First off, if Snow hadn’t hidden behind a pseudonym, “that would have helped tremendously.” Had Snow used his real name, and had he informed Leiderman earlier, the letter could have had an impact. “We would have seen what we could have put together and see what we could have done for a motion for a new trial,” he continued. “But something like this, especially after a conviction, it tends to smack of radioactivity. You just don’t want to go near it because it could poison everything.”
Even now, Leiderman explained that any appeals are limited to the “four corners of the transcript” taken during trial.

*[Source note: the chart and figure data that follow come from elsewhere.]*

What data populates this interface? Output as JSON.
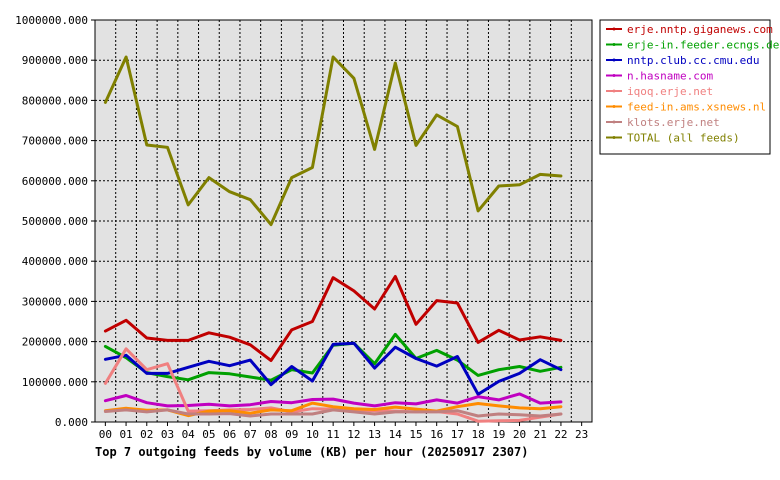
{
  "chart_data": {
    "type": "line",
    "title": "Top 7 outgoing feeds by volume (KB) per hour (20250917 2307)",
    "xlabel": "",
    "ylabel": "",
    "grid": true,
    "legend_placement": "top-right",
    "ylim": [
      0,
      1000000
    ],
    "y_ticks": [
      "0.000",
      "100000.000",
      "200000.000",
      "300000.000",
      "400000.000",
      "500000.000",
      "600000.000",
      "700000.000",
      "800000.000",
      "900000.000",
      "1000000.000"
    ],
    "x_ticks": [
      "00",
      "01",
      "02",
      "03",
      "04",
      "05",
      "06",
      "07",
      "08",
      "09",
      "10",
      "11",
      "12",
      "13",
      "14",
      "15",
      "16",
      "17",
      "18",
      "19",
      "20",
      "21",
      "22",
      "23"
    ],
    "series": [
      {
        "name": "erje.nntp.giganews.com",
        "color": "#c00000",
        "values": [
          226000,
          253000,
          209000,
          203000,
          203000,
          222000,
          211000,
          192000,
          153000,
          229000,
          250000,
          359000,
          326000,
          281000,
          362000,
          243000,
          302000,
          296000,
          198000,
          228000,
          204000,
          212000,
          203000
        ]
      },
      {
        "name": "erje-in.feeder.ecngs.de",
        "color": "#00a000",
        "values": [
          188000,
          160000,
          123000,
          113000,
          105000,
          123000,
          120000,
          112000,
          104000,
          130000,
          122000,
          191000,
          196000,
          145000,
          218000,
          158000,
          178000,
          154000,
          116000,
          130000,
          138000,
          126000,
          136000
        ]
      },
      {
        "name": "nntp.club.cc.cmu.edu",
        "color": "#0000c0",
        "values": [
          156000,
          166000,
          121000,
          121000,
          136000,
          151000,
          140000,
          154000,
          93000,
          138000,
          102000,
          193000,
          196000,
          134000,
          186000,
          158000,
          139000,
          163000,
          69000,
          101000,
          121000,
          155000,
          130000
        ]
      },
      {
        "name": "n.hasname.com",
        "color": "#c000c0",
        "values": [
          53000,
          66000,
          48000,
          40000,
          41000,
          44000,
          40000,
          43000,
          51000,
          48000,
          56000,
          57000,
          47000,
          40000,
          48000,
          45000,
          55000,
          47000,
          63000,
          55000,
          70000,
          47000,
          50000
        ]
      },
      {
        "name": "iqoq.erje.net",
        "color": "#f08080",
        "values": [
          96000,
          182000,
          130000,
          145000,
          27000,
          28000,
          30000,
          31000,
          35000,
          25000,
          33000,
          32000,
          30000,
          28000,
          27000,
          25000,
          26000,
          20000,
          2000,
          3000,
          4000,
          12000,
          20000
        ]
      },
      {
        "name": "feed-in.ams.xsnews.nl",
        "color": "#ff8c00",
        "values": [
          28000,
          34000,
          29000,
          30000,
          16000,
          27000,
          28000,
          22000,
          30000,
          28000,
          47000,
          38000,
          33000,
          31000,
          37000,
          32000,
          27000,
          38000,
          46000,
          40000,
          35000,
          33000,
          38000
        ]
      },
      {
        "name": "klots.erje.net",
        "color": "#c08080",
        "values": [
          26000,
          30000,
          25000,
          30000,
          20000,
          20000,
          21000,
          15000,
          20000,
          20000,
          20000,
          30000,
          25000,
          20000,
          25000,
          25000,
          25000,
          28000,
          15000,
          20000,
          18000,
          15000,
          20000
        ]
      },
      {
        "name": "TOTAL (all feeds)",
        "color": "#808000",
        "values": [
          795000,
          908000,
          689000,
          683000,
          540000,
          608000,
          573000,
          553000,
          491000,
          608000,
          633000,
          908000,
          855000,
          678000,
          893000,
          688000,
          764000,
          735000,
          525000,
          587000,
          590000,
          616000,
          612000
        ]
      }
    ]
  }
}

As such, the letter cannot be considered for the purposes of an appeal.
However, if the crux of Snow’s message can be verified somehow, it might be able to be used as part of a post-appeal habeas corpus motion—yet another filing that would challenge Keys’ incarceration on account of new evidence. “We’d need to get an investigator on it and pin this person down and take sworn statements and things like that,” Leiderman added. “And it would really need to be powerful and persuasive evidence to try to get a hearing as to whether it should be reopened or some such like that. Habeas corpus are extraordinarily difficult—their rates of success are close to zero.”